Hal Hinderliter, the new program coordinator for the Must See ’Ems product recognition awards, is among those who are bullish on inkjet and can’t wait to see what new technologies are in store for Graph Expo come October. In the near term, Hinderliter anticipated a sneak-peek in Dusseldorf last month.
“I expect to see more low-end inkjet at drupa 2012, as the market is spreading downstream,” predicted the industry consultant and newest independent contractor for the Graphic Arts Show Company (GASC). Lower cost options include Xanté’s new large-format sheetfed inkjet printer, featuring Memjet technology from Australia, as well as roll-fed inkjet imprinting (over-printing) systems, such as those from Kodak, and now Hewlett-Packard.
Sheetfed/cut-sheet inkjet products have seen innovation, such as those from Fujifilm (the J Press 720) and Screen (the Truepress JetSX). The cornerstone of Fujifilm’s inkjet technology, for example, is the Dimatix SAMBApiezoelectric drop-on-demand (DoD) print head. Micro-electromechanical systems manufacturing allows the head to achieve resolution of 1200x1200 dpi with four levels of gray scale.

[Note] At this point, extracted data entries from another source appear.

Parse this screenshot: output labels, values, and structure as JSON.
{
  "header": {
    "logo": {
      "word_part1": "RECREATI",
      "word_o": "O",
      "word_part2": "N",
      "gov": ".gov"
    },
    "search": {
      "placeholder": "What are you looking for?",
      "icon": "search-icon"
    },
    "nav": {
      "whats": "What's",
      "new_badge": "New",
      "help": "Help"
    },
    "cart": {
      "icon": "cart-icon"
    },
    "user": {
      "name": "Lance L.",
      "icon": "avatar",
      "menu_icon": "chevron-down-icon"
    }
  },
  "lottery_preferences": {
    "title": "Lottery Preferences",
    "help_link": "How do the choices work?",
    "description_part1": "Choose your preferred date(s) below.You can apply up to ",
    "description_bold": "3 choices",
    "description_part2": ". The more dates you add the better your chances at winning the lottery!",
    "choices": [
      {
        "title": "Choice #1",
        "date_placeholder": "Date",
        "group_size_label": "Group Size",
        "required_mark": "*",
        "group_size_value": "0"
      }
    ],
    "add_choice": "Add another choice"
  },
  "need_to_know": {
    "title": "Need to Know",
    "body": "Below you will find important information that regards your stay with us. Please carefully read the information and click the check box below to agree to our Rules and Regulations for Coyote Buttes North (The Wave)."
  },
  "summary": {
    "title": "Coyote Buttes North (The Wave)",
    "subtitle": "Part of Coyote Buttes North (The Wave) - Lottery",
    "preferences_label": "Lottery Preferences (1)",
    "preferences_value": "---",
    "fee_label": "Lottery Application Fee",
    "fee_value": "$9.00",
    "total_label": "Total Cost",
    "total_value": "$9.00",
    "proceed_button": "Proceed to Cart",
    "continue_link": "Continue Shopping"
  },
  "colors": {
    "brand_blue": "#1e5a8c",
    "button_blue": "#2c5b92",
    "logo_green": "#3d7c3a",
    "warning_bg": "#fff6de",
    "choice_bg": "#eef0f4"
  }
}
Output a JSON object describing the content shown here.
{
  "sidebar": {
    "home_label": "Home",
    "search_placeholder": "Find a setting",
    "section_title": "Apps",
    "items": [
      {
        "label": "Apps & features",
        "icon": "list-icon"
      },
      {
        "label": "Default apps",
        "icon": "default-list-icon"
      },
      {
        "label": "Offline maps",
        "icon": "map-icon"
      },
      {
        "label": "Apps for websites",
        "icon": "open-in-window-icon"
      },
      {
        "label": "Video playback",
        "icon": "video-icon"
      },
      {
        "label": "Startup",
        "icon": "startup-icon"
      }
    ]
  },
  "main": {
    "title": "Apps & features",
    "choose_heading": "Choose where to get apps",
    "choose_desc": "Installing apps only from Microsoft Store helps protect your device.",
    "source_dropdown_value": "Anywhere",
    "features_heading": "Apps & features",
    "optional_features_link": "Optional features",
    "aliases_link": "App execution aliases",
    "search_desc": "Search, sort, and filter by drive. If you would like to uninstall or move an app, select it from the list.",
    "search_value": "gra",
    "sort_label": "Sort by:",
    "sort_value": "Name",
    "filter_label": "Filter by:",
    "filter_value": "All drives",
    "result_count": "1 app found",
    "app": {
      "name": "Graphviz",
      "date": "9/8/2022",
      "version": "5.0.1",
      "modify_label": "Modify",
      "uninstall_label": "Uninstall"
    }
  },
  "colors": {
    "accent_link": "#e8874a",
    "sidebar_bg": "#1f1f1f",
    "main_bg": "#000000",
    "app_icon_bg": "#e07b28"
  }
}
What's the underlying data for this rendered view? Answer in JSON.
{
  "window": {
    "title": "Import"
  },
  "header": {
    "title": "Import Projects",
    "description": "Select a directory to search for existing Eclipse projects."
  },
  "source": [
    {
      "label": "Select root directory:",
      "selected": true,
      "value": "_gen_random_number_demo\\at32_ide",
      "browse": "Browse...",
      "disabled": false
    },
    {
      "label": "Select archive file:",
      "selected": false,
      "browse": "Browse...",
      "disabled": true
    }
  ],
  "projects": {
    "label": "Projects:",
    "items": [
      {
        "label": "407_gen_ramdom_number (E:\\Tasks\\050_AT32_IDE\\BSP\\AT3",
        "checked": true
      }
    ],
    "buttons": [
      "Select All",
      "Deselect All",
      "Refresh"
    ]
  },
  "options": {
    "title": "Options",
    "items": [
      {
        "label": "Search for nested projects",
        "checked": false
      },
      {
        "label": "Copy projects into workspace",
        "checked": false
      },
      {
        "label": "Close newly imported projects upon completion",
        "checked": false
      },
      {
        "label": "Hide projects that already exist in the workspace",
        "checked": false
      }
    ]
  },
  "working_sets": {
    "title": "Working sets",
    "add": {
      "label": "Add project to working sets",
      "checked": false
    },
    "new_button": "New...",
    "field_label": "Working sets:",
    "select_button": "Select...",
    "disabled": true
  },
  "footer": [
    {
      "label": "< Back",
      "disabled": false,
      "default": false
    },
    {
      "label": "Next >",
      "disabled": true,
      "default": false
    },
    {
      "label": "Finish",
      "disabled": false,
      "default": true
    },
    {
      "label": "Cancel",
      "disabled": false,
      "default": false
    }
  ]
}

Screen introduced new solutions offered by the Truepress Jet520 Series at drupa. EQUIOS is the driver for its Truepress line of presses. In addition to managing the press operation itself, it is a front-end, universal workflow application with the Adobe PDF Print Engine (APPE) at its core. It supports CTP devices and presses with applications that include variable data, color management, and imposition, and it connects with many third party, JDF-based devices for both input and finishing.
Fifteen months ago, Xerox introduced a waterless sheetfed press, building on proprietary solid-ink technology. Its patented, granulated, resin-based ink formulation serves the high-speed production market. The key benefit is the elimination of water so that vibrant, consistent color can be printed on low cost offset paper that comes out flat with no ink soaking through, according to Xerox. The Production Inkjet System can produce nearly 2,200 pages or 500 feet per minute—driving personalized direct marketing, transpromo, and publishing applications.
KBA put on display an array of new press technology. The firm’s drupa slogan, “sprinting ahead,” spotlighted the encouraging opportunities for print in the multimedia age. Under the banner “Designed for Performance,” KBA presented its Rapida 105 41-inch model in a hybrid offset/inkjet version. Five offset printing units and coater tower are joined by an inkjet unit with two Delta 105iUV printing systems from Atlantic Zeiser for personalized imprinting and coding applications.
Due to an innovative vacuum cylinder (AirTronic Drum) to fix the sheets under the inkjet heads, the Rapida 105 and 106 are currently the only presses on the market to incorporate this option without the need for mechanical sheet guides and print-free corridors, according to KBA North America. The unique solution prevents lifting of the tail edges and enables the inkjet systems to be installed at a clearance of only 0.04 inches from the sheet. UV-LED dryers provide for fast drying of the ink.
There are many potential applications for inkjet systems in a sheetfed printing press. They range from sheet marking in connection with quality inspection using the alphaJET-tempo printer from KBA-Metronic to codings for purposes of brand protection (barcodes, QR codes, numerical IDs, or combinations thereof). Relevant fields are security printing, packaging, labels, lottery tickets, and industrial product marking. Up to eight inkjet heads from Atlantic Zeiser can be accommodated in a printing unit of the Rapida 105 or 106 press. The high-speed grayscale printer is equally suitable for coated, laminated, glossy, and non-absorbent materials. A mini-controller takes care of system handling in marking, inspection, and quality assurance processes. Quality control, including verification of the variable data, is similarly the purpose of a high-speed camera system.